The conduct at issue

Between 2010 and 2015, Sarao used both automated and manual strategies to trade futures contracts based on the S&P 500 index (E-mini S&P contracts) through the Chicago Mercantile Exchange (CME).  According to his plea agreement, Sarao admitted that on thousands of occasions he placed “spoof” orders that he did not intend to trade.  His “spoof” orders induced other market participants to trade, however, which had the purpose and effect of artificially depressing or inflating the price of E-mini S&P contracts.  Sarao exploited these price movements by executing genuine orders for those contracts and generating significant trading profits over time.

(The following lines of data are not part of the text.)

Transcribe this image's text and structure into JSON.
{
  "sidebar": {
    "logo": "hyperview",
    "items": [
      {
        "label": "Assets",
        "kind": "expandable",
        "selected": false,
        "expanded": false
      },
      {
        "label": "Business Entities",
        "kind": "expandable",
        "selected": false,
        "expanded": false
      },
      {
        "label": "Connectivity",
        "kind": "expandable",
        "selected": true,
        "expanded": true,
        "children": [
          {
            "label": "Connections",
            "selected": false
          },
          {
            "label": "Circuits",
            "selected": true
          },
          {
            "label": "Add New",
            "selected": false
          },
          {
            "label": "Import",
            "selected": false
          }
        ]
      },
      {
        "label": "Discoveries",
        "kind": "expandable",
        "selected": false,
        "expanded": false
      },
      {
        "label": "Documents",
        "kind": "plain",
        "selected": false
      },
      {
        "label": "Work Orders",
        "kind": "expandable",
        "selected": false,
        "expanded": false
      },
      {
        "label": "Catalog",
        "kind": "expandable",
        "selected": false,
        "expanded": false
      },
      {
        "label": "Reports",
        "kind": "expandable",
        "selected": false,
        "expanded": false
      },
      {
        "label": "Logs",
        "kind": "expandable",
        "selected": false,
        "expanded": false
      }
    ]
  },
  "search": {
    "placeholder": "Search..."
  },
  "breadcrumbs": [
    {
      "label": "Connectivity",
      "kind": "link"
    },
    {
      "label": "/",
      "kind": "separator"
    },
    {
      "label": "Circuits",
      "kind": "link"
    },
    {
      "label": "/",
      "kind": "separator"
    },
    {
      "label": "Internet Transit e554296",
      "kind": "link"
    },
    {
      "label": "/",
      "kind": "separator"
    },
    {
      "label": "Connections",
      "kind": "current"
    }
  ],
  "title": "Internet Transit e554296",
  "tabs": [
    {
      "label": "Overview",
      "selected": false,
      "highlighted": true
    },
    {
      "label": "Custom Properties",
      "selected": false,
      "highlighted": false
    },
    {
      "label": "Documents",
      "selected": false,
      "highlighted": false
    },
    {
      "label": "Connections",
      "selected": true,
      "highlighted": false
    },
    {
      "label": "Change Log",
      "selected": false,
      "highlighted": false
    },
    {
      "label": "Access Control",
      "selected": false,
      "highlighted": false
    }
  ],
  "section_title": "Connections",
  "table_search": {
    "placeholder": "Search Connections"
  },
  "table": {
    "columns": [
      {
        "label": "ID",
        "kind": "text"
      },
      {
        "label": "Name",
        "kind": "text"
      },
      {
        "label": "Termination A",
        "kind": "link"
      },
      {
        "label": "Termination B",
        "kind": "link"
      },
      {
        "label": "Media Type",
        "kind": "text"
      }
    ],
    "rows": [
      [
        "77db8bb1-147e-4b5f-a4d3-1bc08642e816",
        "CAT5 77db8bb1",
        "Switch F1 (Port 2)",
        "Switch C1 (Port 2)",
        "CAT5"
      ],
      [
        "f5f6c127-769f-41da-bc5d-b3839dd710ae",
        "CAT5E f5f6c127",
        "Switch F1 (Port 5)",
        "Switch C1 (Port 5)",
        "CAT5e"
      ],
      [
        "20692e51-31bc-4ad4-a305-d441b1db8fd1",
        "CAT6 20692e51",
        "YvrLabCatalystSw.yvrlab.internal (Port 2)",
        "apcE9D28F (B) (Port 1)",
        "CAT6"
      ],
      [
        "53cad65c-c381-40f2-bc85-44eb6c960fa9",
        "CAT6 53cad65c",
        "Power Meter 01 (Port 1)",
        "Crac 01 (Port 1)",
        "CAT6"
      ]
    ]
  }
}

The incriminating evidence

Sarao’s decision to plead guilty will likely have been influenced by:

  • the emails he sent in 2009 to computer programmers employed to develop his algorithms. Sarao’s emails included references to “moving the market like we discussed”, “spoof[ing] [the market] down” and “getting hit on my spoofs all the time.”  Irwin LJ, who considered Sarao’s extradition case earlier this year, described these emails as “direct evidence of dishonesty”.
  • the functionality of his algorithms, which featured many potential hallmarks of “spoofing”, including “cancel if close” functions, the capacity to “enter multiple orders at different prices”, and the ability to cancel immediately if even one contract of a much larger order was executed. Similar functions were integral to the algorithms used by Coscia and highlighted by federal prosecutors at his 2015 trial.
  • the very low execution rates of large orders placed by Sarao - including orders layered at multiple price levels, “flashed” orders, and orders automated to move to the back of the queue.
  • the market analysis that E-mini S&P contract prices moved during the time period when Sarao’s automated trading programs were active.

Unlike Coscia, Sarao also manipulated the market through manual as well as automated trading strategies. While EU regulators are increasingly focused on algorithms, Sarao’s plea is a timely reminder that orders placed manually can also “spoof” markets - even markets trading at volume and high frequency.

The consequences

Sarao is likely to receive a substantial prison sentence, much higher than the 3 year term received by Coscia. While Coscia defended the charges of spoofing at trial, he was found guilty of manipulating futures markets over a much shorter timeframe - less than three months - for US $1.4m in profit.  Sarao’s sentencing will occur after the status conference set down for 09 February 2017.

Financially, Sarao is required to disgorge the US $12.8m in profit he earned illegally.  He has also agreed to pay a civil monetary penalty of US $25.7m to settle parallel civil proceedings with the CFTC. That settlement, which is subject to approval in US federal court, also permanently restrains Sarao from trading on commodities markets.

Sarao’s plea follows the in principle civil settlement reached by Oystacher and 3Red Trading LLC with the CFTC in October 2016 regarding alleged spoofing on at least 51 trading days from 2011 to 2014.  We expect that Sarao’s conviction - marking the second successful prosecution of “spoofing” - will only increase regulators’ enthusiasm to pursue cases of market manipulation in both civil and criminal forums.

This document (and any information accessed through links in this document) is provided for information purposes only and does not constitute legal advice. Professional legal advice should be obtained before taking or refraining from any action as a result of the contents of this document.